I have read that the most common technique for topic modeling (extracting possible topics from text) is Latent Dirichlet allocation (LDA).
However, I am interested whether it is a good idea to try out topic modeling with Word2Vec as it clusters words in vector space. Couldn't the clusters therefore be regarded as topics?
Do you think it makes sense to follow this approach for the sake of some research? In the end what I am interested in is to extract keywords from text according to topics.

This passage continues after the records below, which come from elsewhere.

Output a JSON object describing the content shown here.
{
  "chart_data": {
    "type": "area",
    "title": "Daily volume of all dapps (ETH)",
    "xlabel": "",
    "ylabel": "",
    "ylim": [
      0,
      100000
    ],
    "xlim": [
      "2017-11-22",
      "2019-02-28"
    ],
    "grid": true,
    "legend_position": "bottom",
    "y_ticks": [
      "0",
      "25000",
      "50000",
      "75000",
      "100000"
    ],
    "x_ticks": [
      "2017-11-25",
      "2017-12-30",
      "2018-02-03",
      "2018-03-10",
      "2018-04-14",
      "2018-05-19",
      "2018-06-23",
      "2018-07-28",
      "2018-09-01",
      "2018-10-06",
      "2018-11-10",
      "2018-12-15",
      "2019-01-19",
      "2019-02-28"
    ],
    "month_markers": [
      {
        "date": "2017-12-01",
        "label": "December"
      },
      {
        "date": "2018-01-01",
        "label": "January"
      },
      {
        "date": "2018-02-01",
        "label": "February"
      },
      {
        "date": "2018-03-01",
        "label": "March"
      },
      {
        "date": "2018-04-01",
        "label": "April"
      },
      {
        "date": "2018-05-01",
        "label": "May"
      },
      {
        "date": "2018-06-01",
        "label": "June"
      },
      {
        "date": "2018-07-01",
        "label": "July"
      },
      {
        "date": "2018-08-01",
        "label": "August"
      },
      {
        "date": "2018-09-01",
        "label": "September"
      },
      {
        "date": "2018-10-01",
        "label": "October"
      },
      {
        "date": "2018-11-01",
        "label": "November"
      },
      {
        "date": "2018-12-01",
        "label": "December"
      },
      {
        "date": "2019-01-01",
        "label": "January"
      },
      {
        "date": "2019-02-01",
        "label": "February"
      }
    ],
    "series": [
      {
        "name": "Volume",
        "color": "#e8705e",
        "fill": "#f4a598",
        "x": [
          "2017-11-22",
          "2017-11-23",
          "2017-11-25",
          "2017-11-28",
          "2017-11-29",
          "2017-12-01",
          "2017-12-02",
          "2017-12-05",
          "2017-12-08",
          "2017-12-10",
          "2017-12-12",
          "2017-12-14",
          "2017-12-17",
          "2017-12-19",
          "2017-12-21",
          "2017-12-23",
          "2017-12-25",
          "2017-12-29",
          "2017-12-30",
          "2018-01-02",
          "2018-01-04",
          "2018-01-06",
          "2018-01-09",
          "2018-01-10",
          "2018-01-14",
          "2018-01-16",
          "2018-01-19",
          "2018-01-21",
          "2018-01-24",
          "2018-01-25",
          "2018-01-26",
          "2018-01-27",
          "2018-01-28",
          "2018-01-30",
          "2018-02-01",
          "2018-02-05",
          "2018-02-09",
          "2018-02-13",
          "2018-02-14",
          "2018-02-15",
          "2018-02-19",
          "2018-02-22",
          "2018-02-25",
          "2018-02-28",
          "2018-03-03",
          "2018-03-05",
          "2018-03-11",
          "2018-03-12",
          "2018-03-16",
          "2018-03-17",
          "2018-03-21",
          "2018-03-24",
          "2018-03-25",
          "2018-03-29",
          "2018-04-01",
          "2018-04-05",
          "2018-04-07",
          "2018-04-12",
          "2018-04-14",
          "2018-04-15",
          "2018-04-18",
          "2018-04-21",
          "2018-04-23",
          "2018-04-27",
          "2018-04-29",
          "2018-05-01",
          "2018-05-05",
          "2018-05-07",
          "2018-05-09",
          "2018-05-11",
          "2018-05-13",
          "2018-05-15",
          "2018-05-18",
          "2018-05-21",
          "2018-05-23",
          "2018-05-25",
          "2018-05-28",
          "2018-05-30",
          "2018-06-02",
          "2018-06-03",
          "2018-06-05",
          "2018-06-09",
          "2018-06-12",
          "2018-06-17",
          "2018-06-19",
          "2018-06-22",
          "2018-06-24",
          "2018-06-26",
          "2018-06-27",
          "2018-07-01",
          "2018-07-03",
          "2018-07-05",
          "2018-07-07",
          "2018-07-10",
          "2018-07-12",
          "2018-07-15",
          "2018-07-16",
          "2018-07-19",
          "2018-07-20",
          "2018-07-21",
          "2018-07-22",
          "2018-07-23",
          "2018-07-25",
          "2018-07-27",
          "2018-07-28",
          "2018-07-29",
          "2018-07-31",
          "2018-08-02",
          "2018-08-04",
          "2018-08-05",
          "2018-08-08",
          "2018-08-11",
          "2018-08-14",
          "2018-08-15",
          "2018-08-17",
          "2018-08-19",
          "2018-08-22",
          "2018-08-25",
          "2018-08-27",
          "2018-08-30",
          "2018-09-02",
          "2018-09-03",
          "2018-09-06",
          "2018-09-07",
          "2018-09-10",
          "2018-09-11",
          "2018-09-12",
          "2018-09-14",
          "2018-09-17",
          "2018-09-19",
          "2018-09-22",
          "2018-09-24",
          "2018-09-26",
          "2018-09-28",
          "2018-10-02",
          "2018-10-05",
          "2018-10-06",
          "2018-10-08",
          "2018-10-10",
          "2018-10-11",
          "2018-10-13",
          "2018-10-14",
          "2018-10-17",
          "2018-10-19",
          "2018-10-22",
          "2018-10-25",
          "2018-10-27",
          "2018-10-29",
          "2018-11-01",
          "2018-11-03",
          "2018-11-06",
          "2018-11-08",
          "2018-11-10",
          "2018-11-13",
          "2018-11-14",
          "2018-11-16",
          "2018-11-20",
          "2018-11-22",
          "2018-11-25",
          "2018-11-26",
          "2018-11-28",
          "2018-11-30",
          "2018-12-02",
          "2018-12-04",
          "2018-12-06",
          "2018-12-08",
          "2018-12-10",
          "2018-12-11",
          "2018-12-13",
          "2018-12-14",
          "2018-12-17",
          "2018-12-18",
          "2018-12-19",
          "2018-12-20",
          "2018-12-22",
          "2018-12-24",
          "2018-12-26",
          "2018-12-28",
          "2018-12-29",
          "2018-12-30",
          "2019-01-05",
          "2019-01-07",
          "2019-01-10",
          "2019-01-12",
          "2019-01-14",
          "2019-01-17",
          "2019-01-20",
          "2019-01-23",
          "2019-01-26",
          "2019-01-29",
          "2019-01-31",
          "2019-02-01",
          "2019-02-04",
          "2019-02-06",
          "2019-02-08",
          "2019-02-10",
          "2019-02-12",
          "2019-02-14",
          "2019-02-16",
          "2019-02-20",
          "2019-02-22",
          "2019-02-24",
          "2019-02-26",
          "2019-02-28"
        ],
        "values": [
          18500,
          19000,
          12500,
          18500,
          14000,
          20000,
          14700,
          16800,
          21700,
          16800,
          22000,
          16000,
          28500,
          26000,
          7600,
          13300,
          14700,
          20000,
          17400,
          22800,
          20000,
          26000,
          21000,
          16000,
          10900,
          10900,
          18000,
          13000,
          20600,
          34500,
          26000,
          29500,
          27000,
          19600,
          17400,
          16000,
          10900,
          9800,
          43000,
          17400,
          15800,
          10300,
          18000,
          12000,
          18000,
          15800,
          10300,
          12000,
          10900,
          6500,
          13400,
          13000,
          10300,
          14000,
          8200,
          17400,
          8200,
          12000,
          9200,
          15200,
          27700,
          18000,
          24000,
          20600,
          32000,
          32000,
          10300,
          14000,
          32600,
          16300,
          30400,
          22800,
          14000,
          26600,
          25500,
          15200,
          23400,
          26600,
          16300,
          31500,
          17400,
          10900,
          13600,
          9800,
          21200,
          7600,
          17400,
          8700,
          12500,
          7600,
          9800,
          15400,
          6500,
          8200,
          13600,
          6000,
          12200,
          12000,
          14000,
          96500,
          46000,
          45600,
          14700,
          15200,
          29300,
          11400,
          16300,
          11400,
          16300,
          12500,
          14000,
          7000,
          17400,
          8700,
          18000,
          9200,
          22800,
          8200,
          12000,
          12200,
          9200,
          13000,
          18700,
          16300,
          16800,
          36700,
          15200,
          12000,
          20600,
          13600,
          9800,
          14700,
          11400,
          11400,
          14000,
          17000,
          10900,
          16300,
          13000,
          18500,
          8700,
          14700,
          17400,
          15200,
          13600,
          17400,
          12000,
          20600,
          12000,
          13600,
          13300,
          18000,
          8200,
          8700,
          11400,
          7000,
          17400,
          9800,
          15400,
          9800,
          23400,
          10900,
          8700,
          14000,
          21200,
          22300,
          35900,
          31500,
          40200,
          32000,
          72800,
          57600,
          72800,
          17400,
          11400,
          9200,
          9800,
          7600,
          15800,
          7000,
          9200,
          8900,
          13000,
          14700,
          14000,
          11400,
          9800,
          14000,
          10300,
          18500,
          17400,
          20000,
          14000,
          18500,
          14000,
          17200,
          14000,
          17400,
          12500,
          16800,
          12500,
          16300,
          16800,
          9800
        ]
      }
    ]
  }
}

You might want to look at the following papers:
Dat Quoc Nguyen, Richard Billingsley, Lan Du and Mark Johnson. 2015. Improving Topic Models with Latent Feature Word Representations. Transactions of the Association for Computational Linguistics, vol. 3, pp. 299-313. [CODE]
Yang Liu, Zhiyuan Liu, Tat-Seng Chua, Maosong Sun. 2015. Topical Word Embeddings. In proceedings of 29th AAAI Conference on Artificial Intelligence, 2418-2424. [CODE]
The first paper integrates word embeddings into the LDA model and the one-topic-per-document DMM model. It reports significant improvements on topic coherence, document clustering and document classification tasks, especially on small corpora or short texts (e.g Tweets).
The second paper is also interesting. It uses LDA to assign topic for each word, and then employs Word2Vec to learn word embeddings based on both words and their topics.